Dans la vie publique combien d’artistes, combien de sportifs ? Peut-être quelques-uns malades apparus à la télévision lors d’une visite à leur domicile ou pour un dernier hommage. Tous les 4 ans, les athlètes paralympiques portent les couleurs de la Tunisie encore plus haut que l’équipe olympique. Ils placent le pays dans le top 20 des plus médaillés mais les médias en parlent peu.
Dans la vie politique, combien de dirigeants politiques ou de ministres porteurs de handicap depuis l’indépendance ? Récemment, Hichem Mechichi a confié le ministère des affaires culturelles à une personne malvoyante. Cela est si inédit dans l’histoire du pays que les réseaux sociaux l’ont énormément relayé.
Dans la vie professionnelle, peu côtoient des collègues porteurs de handicap. Alors qu’une obligation légale impose une insertion à hauteur d’au-moins un poste entre 50 et 99 salariés. Et de 2 % des effectifs au-delà de ce seuil.
Une population rendue invisible
Force est donc de constater une invisibilisation, consciente ou non, de la population porteuse en Tunisie. Elle ne fait pas partie du débat public. Et la population se sent peu concernée par son devenir, alors que les personnes porteuses de handicap sont partie intégrante de la société, de la vie quotidienne.
La Constitution de 2014 indique clairement dans son article 48 que l’État protège les personnes porteuses de handicap contre toute discrimination. Il doit également leur garantir une entière intégration au sein de la société. Et prendre toutes les mesures nécessaires à cela. Les lois protégeant les personnes concernées ne manquent pas et ne sont pas récentes. La loi n° 2005-83 du 15 août 2005 relative à la promotion et à la protection des personnes handicapées met en place le cadre nécessaire. Par ailleurs, la Tunisie a aussi signé en 2008 la Convention des Nations Unies relative aux droits des personnes en situation de handicap.

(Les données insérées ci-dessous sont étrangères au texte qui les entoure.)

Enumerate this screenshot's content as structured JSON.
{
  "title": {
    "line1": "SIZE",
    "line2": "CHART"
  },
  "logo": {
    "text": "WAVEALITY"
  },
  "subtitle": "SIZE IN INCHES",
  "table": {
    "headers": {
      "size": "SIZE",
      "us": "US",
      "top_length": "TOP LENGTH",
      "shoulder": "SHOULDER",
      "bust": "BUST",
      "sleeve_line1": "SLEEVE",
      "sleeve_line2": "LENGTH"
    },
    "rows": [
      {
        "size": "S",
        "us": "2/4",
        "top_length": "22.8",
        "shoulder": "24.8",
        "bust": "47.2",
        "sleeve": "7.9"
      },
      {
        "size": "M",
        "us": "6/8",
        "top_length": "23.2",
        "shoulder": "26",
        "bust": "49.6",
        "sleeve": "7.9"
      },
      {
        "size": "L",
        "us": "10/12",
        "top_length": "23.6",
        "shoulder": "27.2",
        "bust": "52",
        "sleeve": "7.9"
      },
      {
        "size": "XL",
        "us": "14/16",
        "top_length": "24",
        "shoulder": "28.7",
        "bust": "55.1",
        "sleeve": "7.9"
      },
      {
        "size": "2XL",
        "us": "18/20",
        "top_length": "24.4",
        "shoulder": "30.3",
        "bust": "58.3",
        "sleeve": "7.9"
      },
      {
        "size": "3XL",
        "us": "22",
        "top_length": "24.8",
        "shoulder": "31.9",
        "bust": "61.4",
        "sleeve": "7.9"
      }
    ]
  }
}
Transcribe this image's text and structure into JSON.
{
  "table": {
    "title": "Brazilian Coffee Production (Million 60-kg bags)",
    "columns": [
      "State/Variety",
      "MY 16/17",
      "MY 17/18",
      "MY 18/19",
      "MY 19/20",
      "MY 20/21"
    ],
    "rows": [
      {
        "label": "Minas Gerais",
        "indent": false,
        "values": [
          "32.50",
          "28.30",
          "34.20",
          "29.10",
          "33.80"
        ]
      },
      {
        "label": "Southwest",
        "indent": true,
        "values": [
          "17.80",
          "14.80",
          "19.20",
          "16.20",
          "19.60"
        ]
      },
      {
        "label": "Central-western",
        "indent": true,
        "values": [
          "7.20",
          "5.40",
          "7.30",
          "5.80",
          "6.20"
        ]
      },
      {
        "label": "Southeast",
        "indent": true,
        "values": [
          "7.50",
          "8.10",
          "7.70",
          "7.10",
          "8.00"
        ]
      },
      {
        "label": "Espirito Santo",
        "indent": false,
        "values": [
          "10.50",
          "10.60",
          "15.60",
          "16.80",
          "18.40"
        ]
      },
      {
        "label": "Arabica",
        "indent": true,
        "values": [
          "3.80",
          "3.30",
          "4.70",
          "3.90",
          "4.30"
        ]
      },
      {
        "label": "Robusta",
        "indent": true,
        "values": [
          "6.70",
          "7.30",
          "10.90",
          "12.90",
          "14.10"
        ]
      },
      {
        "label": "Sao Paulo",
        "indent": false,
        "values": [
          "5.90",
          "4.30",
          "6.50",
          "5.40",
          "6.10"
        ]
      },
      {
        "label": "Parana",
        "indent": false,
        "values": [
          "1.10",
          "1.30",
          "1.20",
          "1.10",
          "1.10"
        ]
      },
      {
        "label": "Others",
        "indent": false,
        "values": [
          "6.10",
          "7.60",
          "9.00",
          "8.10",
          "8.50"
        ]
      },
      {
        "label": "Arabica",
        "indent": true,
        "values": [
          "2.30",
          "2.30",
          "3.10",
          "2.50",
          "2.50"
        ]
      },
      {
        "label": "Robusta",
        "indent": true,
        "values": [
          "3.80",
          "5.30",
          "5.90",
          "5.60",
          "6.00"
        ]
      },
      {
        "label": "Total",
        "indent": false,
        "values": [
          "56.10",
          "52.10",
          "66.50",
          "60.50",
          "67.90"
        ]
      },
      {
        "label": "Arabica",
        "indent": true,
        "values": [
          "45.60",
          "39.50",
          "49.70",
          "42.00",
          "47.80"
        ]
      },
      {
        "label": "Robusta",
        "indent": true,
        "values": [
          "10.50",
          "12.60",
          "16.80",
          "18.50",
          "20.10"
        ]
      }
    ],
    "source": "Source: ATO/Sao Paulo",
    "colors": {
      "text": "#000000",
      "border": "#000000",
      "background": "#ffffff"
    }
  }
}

Quel est le problème, dans ce cas, si les textes existent ?
L’enjeu est surtout de faire connaître cette réalité et de la rendre plus visible, y compris par la statistique. C’est le strict minimum pour faire changer le regard sur le handicap. Et pour accélérer la mise en œuvre des engagements nationaux et internationaux de la Tunisie. D’où l’importance d’avoir des chiffres plus complets, partagés et débattus publiquement. C’est pourquoi nous avons mis plusieurs tableaux produits par l’INS sur notre plateforme Data4Tunisia.
Il est possible et même nécessaire, d’aller plus loin. En effet, l’écart entre la proportion de porteur·se·s de handicap dans la population mondiale et en Tunisie reste inexpliqué statistiquement. Il peut occulter des situations où des personnes renoncent à leurs droits. Y compris des cas dramatiques pour des individus comme pour des familles. Seule la mise en lumière de cette réalité permettra à nos concitoyens porteurs de handicap de sortir de l’ombre. Et à la société de faire évoluer le regard qu’elle porte sur eux et le traitement qui en découle.